Types of Social Stratification | Forms of Social Stratification
What is Stratification
stratification stands for the arrangement of people in a society into various layers on the basis of social status. The term stratification was originally derived from geology. In geological terms 'stratum' means layer and 'strata' means layers. The term stratification refers to the structure of earth in terms of its natural properties as revealed in its crests or layers. Social sciences have borrowed this term and applied it to the arrangement of people in society.
Groups in a society are arranged in hierarchy depending upon its rank. All the people who occupy the same status within a society occupy a single stratum. Status and stratum are interlinked. Stratum is divided into units. Stratum implies equality, strata refers to inequality.
Stratification is a universal phenomenon, it occurs in every society. It rests on both social and psychological characteristics. Stratification is socially patterned or based on collective elements. It is governed by norms and sanctions. Social stratification has its own mechanisms of socialization. It is not static but dynamic. Stratification is a product of history. All strata in a society are articulated in a systematic way with their function.
Forms of Social Stratification
Social stratification assumes different forms in different societies on different criteria. These forms are slavery, estate, class and caste.
Slavery is the earliest form of social stratification. It is the legally recognized division of society into slaves and citizens. Citizens have the citizenship rights whereas the slaves doesn’t have citizenship rights. It existed in most of the parts of Europe and other ancient nations between 500 BC to 600 BC.

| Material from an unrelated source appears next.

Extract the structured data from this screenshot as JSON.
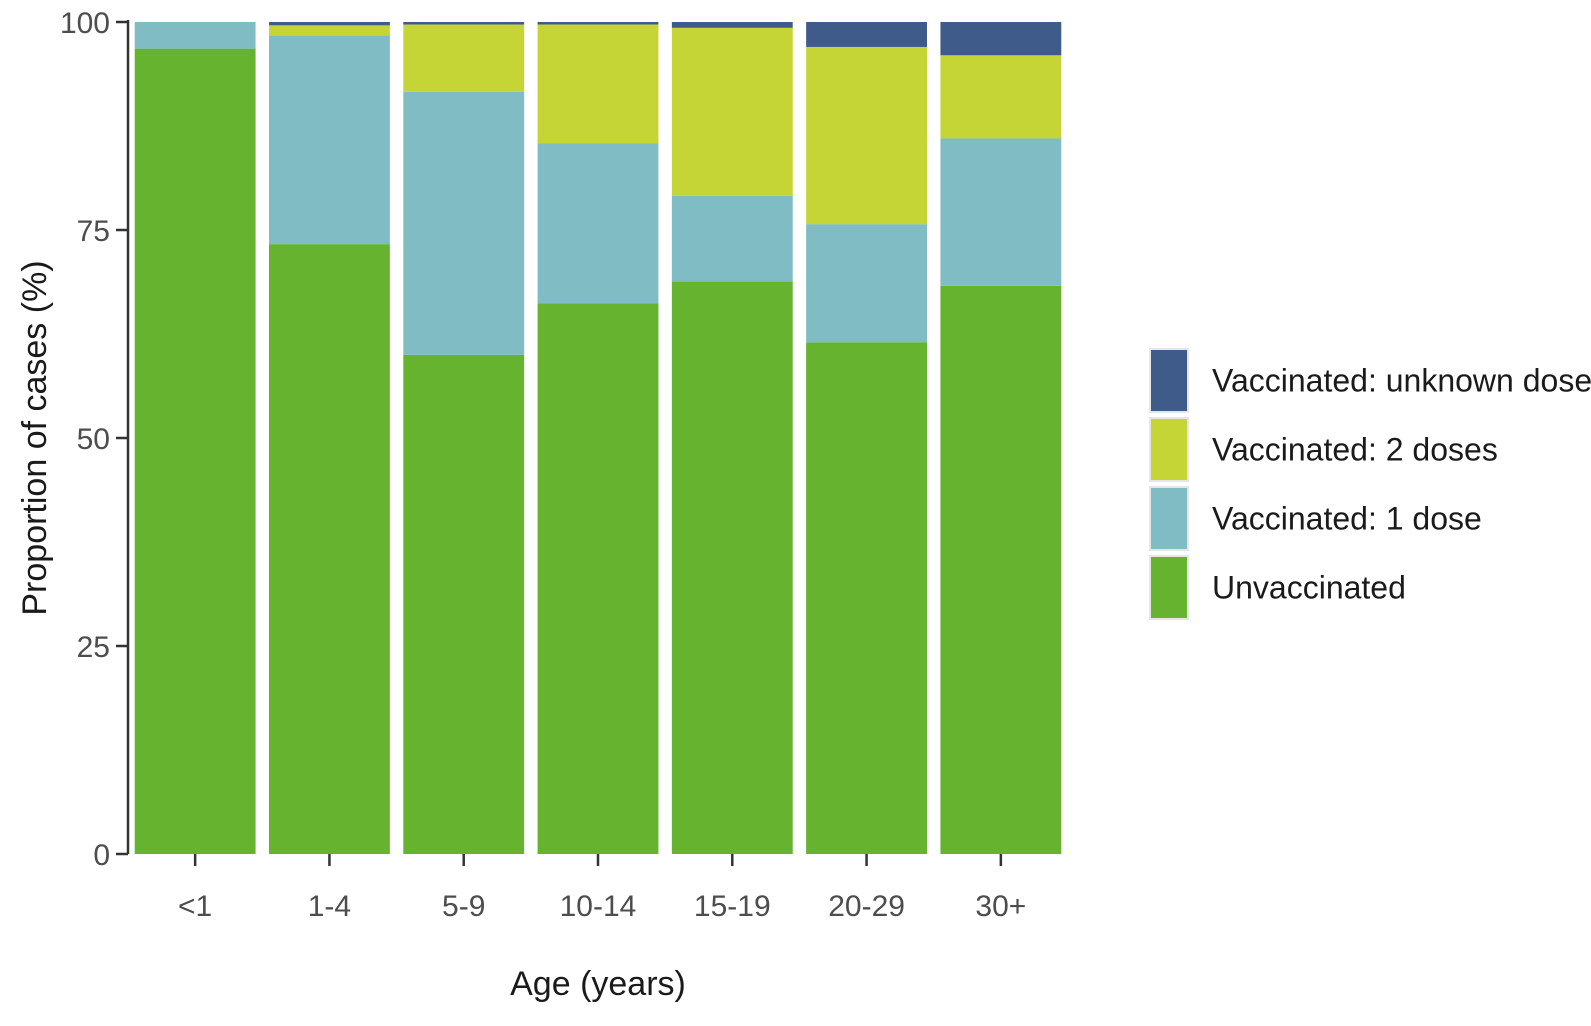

Estate is a later form of social stratification. Estates were owned by the feudal. They were established in the Europe in seventh century and they lasted into the sixteenth century. Estates include serfs and clergy. Serfs are the commoners and clergy comprises the feudal.
Social class had its origin in the feudal estates of Europe. Classes are the consequences of economic factors. According to Marx the ownership of the means of production is the crucial factor that shapes the class system. Those who own the means of production like land and capital, form one class and those who do not, form another class. Marx believe that throughout human history only two classes have appeared, those are Lord - Slave in ancient society, Landlords - Peasants in feudal and agrarian society and Bourgeois - proletariat in capitalist industrial societies.
Max Weber disagreed with the Karl Marx. According to him there are more than two classes. He said that class system emerges when economic status, social status and political status and political power converge into what he called Status Crystallization.
Caste is the social stratification which exists only in India. It is a system of classification which states that a person born into a particular position in a society and that no action on his/her part in raise or lower that position. The term caste is derived from the Portuguese word ‘casta’ which means a group. When an individual born into a caste he remains to be a member of the same caste forever, it is an ascribed group. Each caste has a name and is endogamous, the membership is by birth. Castes are arranged in hierarchy and each caste have a fixed occupation.